Injaz Al Maghrib : Questions à M’hammed abbad andaloussi, PDG d’Injaz Al Maghrib

«Les jeunes ne trouvent pas sur le marché un système de financement adapté».

La Vie éco : Quel bilan faites-vous du programme Smart Start depuis son lancement ?

Le bilan est positif. Depuis le début du programme Smart Start il y a 3 ans, nous accompagnons 48 start-up lancés par des étudiants qui ont en parallèle poursuivi leurs études. Chaque projet est porté par 2 à 4 étudiants. Nous mettons à leur disposition des banquiers d’affaires, notamment la banque de financement et d’investissement du groupe Attijariwafa bank, et des entrepreneurs pour les coacher pendant plusieurs séminaires pour le développement de leurs aptitudes comportementales. Nous organisons également des événements au cours desquels nos jeunes entrepreneurs présentent leurs projets à des incubateurs. Notre objectif de donner aux jeunes l’envie d’entreprendre est, je pense, atteint. Maintenant, nous travaillons sur l’enrichissement de notre offre pour répondre à leurs besoins.

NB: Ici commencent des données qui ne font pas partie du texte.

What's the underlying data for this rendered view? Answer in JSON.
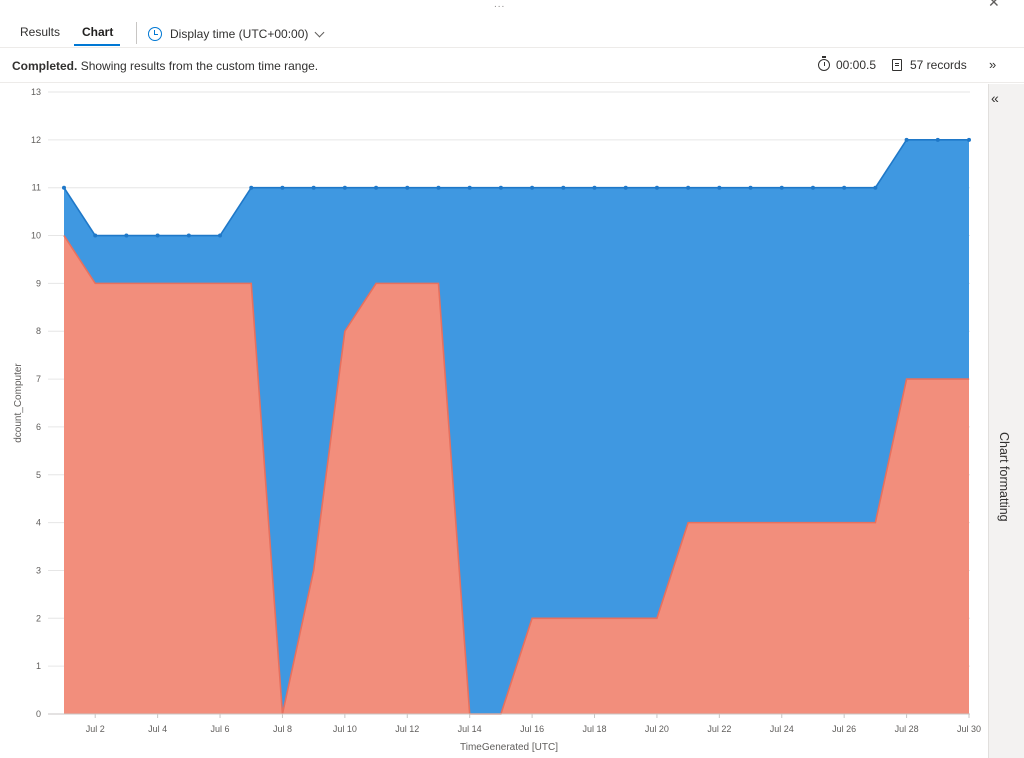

Le programme Smart Start dure 6 mois et vient en complément du Company Program, qui s’étale sur 16 semaines, à raison de 2h par semaine. Durant les 6 mois, les porteurs de projet sont suivis par un duo de mentors complémentaires, composé d’un banquier d’affaires et d’un entrepreneur aguerri. De plus, les jeunes travaillent leurs soft skills (ndlr: compétences personnelles) et leur communication avec l’aide de cabinets spécialisés en coaching. A la fin de cette période, tous ces jeunes présentent leurs start-up à des incubateurs et investisseurs potentiels.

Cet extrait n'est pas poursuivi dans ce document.